Der Präsident des Landesverbandes der Gartenfreunde Herr Ehrenberg bemerkte dazu den Widersinn, dass bei der Wohnungsbauplanung heutzutage die Innenhöfe und die Dächer  als Grünräume gestaltet werden sollen und man im Gegenzug Kleingärten für Wohnungsbau vernichtet. Der Vorsitzende des BUND kam  auch noch auf die emotionale Komponente zu sprechen, die eine nicht unwesentliche Rolle darstelle, wenn man selbst miterleben kann, wie sich ein Garten, eine ökologische Nische, ein kleines Biotop über Jahrzehnte entwickelt. Dr. Gregor Gysi von den Linken bestätigte die Einschätzung der Vorredner und sprach zudem von der Notwendigkeit endlich dieses Vorurteil vom Kleingärtner als provinziellen, kleinbürgerlichen Berliner wegzuräumen und endlich anzuerkennen welche ökologische, ökonomische, soziale und kulturelle Bedeutung die Kleingärten ausmachen. Außerdem hatte Herr Dr. Gysi auf Wunsch des Landesverbandes Kontakt mit dem Chef der Deutschen Bahn aufgenommen, welches wohl gemerkt ein Bundesunternehmen ist, um den Verkauf von Kleingartenflächen für Bauvorhaben zu verhindern und in Landeseigentum zu übertragen. Die Bahn lehnte dies ab. Obwohl sie nach eigenen Angaben an den Gartenflächen nichts verdiene, habe sie keinerlei Absicht den Kleingärten zu kündigen. Ein solches Anliegen bestehe nicht und jedwede Gerüchte in diese Richtung sind falsch! Laut Dr. Gysi sind diese schriftlichen Äußerungen zwar  nicht juristisch verbindlich, bieten aber die Möglichkeit die Bahn unter moralisch Druck zu setzten, falls diese konkret Flächen verkaufen will. Er forderte abschließend den Schutz der Kleingärten in die Verfassung auf zunehmen, damit sämtliche Diskussionen über Schutzfristen hinfällig würden. Anschließend bekundeten die Mehrzahl der anwesenden Regionalpolitiker sich für den dauerhaften Erhalt der Kleingärten in Berlin ein zusetzten. 

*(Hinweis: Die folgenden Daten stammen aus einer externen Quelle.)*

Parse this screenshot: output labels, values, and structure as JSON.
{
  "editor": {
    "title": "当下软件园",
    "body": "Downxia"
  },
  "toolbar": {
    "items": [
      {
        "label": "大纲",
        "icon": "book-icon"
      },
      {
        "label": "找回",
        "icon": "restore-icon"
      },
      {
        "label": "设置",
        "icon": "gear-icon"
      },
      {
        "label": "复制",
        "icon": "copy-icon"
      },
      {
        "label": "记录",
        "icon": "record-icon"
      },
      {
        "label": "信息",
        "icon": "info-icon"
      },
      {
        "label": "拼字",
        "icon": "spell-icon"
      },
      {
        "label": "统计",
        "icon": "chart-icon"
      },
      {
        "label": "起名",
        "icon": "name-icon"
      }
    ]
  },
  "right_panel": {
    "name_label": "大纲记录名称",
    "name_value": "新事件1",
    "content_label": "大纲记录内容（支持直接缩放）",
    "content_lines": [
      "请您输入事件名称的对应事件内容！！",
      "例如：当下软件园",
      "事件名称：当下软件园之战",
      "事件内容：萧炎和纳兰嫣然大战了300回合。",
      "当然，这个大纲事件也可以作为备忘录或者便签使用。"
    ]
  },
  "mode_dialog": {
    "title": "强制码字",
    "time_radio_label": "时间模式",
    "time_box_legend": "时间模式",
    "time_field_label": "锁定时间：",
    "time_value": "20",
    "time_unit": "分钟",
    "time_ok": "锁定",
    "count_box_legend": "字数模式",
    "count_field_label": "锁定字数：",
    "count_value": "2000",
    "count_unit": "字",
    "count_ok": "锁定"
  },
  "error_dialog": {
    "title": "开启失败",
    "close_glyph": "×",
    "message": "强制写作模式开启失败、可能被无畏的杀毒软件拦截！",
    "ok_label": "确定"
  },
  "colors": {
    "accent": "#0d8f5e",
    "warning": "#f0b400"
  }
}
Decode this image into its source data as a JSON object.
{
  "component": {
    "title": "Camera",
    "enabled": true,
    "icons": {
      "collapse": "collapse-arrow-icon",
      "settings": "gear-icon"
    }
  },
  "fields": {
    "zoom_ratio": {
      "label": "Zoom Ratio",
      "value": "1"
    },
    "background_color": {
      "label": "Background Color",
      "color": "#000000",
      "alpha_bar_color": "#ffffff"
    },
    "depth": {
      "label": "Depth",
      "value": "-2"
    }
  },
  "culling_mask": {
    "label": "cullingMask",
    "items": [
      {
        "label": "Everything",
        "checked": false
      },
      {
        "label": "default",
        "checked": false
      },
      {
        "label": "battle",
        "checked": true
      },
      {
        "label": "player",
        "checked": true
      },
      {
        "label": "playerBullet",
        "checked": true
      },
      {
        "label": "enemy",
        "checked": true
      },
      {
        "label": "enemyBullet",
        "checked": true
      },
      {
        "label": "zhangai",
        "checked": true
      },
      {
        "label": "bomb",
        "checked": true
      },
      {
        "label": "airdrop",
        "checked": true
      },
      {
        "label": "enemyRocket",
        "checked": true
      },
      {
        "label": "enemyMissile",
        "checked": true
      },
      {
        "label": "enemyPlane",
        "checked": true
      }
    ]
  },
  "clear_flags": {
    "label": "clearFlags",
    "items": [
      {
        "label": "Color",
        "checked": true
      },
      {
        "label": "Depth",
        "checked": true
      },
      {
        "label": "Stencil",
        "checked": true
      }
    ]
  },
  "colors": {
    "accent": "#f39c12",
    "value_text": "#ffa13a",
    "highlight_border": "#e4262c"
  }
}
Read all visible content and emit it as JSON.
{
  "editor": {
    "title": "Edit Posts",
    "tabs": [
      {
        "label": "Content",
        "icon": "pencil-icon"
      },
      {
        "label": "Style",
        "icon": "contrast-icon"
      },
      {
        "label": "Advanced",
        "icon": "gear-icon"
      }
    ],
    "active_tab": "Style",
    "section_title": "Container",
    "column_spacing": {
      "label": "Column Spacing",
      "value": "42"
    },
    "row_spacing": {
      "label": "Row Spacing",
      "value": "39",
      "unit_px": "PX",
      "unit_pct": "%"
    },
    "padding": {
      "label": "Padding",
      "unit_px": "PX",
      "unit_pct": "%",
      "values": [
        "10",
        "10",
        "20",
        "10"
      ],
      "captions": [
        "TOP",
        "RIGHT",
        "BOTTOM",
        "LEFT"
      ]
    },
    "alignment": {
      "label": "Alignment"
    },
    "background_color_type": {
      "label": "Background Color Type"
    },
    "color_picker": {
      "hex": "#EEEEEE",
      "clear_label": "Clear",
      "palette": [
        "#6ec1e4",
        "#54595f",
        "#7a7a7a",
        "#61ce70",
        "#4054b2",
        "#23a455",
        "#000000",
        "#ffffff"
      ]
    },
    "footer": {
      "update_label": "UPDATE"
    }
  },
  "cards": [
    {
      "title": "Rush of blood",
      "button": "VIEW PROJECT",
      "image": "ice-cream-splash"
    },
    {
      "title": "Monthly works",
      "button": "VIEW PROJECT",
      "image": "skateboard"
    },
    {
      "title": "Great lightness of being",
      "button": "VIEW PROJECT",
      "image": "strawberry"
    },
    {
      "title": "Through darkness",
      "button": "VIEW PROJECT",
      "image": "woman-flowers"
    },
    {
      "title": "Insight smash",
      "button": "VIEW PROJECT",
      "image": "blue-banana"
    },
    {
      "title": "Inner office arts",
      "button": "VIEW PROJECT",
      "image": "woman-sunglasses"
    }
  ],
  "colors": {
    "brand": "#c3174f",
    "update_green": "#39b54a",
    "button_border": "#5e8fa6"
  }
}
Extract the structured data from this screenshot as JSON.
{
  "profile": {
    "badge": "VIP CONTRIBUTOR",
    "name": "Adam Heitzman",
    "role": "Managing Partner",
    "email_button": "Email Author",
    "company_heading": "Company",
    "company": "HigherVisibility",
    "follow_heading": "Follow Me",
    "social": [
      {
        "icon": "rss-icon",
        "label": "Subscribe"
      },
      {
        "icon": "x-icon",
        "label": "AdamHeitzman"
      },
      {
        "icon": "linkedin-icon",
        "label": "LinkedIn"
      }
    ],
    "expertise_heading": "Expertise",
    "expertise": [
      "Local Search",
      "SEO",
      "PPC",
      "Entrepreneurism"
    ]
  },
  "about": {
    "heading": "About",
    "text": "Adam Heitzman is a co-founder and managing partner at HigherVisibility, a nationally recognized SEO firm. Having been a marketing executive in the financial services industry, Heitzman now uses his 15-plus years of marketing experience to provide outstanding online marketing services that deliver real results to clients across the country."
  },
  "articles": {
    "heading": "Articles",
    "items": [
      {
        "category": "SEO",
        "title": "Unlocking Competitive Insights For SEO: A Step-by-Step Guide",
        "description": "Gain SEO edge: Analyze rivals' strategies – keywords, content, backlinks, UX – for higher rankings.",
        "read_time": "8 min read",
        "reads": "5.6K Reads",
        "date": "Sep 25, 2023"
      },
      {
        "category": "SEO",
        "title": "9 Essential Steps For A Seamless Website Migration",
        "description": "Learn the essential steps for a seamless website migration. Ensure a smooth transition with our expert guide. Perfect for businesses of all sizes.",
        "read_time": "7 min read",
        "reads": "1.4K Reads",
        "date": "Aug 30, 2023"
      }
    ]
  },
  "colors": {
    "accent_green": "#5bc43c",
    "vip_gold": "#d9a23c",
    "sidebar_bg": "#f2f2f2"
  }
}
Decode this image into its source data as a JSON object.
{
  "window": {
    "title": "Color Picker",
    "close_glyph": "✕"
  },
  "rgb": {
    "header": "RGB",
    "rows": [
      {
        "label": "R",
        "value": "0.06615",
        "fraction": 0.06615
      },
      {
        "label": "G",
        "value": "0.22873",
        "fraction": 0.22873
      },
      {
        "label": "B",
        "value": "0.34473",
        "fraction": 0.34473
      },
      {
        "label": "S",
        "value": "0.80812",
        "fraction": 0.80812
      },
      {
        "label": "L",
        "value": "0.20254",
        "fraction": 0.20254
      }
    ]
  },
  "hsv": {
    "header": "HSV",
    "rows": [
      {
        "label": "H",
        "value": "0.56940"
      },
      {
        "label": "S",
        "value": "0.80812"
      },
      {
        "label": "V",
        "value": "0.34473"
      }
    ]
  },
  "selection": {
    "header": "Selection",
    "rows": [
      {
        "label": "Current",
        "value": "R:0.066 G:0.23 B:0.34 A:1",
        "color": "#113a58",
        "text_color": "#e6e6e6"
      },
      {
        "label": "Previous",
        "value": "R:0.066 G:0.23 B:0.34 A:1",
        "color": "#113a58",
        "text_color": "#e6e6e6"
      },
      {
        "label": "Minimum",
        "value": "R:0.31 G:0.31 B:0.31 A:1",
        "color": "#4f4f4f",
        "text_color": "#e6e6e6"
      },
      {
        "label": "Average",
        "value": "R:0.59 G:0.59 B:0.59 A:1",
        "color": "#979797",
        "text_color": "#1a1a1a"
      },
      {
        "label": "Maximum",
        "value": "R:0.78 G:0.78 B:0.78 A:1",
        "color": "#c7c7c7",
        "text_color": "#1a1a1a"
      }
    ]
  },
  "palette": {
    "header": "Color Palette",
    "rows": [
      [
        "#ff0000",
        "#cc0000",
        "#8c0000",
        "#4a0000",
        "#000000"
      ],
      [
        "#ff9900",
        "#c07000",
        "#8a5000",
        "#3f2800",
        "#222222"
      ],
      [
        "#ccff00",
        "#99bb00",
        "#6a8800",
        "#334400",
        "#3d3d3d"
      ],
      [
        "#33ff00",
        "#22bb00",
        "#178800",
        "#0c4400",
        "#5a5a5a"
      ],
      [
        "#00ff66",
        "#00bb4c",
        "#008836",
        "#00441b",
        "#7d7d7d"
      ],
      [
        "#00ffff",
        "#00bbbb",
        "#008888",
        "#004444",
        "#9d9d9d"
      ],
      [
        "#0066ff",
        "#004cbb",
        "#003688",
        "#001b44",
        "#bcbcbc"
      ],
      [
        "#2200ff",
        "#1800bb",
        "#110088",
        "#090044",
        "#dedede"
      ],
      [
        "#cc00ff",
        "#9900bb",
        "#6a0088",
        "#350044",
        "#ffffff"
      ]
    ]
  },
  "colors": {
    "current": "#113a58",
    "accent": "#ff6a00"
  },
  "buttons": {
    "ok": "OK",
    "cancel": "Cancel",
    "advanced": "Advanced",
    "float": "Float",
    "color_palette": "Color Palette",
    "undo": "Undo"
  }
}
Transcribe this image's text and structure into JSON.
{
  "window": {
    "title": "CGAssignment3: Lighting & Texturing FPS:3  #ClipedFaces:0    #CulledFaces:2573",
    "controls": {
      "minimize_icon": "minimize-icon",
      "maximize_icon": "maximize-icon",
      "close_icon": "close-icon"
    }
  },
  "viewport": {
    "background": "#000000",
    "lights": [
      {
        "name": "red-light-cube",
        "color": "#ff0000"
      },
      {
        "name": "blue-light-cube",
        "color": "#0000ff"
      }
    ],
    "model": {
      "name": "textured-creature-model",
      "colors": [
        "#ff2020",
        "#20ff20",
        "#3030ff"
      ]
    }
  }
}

Angesprochen auf den aktuellen Stand zur Kündigung von Teilen der  KGA Famos durch die Deutsche Bahn sicherte Herr Ehrenberg der Präsident des Landesverbands seine volle Unterstützung zu und sagte, dass zusätzlich ein Anwalt durch den Landeskleingartenverband eingeschaltet wurde um die betroffenen Kleingärtner zu unterstützen. 
Herr Ehrenberg sagte abschließend: Der heutige Protestmarsch war nur die Vorspeise. Weitere Protestmärsche werden folgen. Genauso wie das Brandenburger Tor gehören auch die Kleingärten zu Berlin!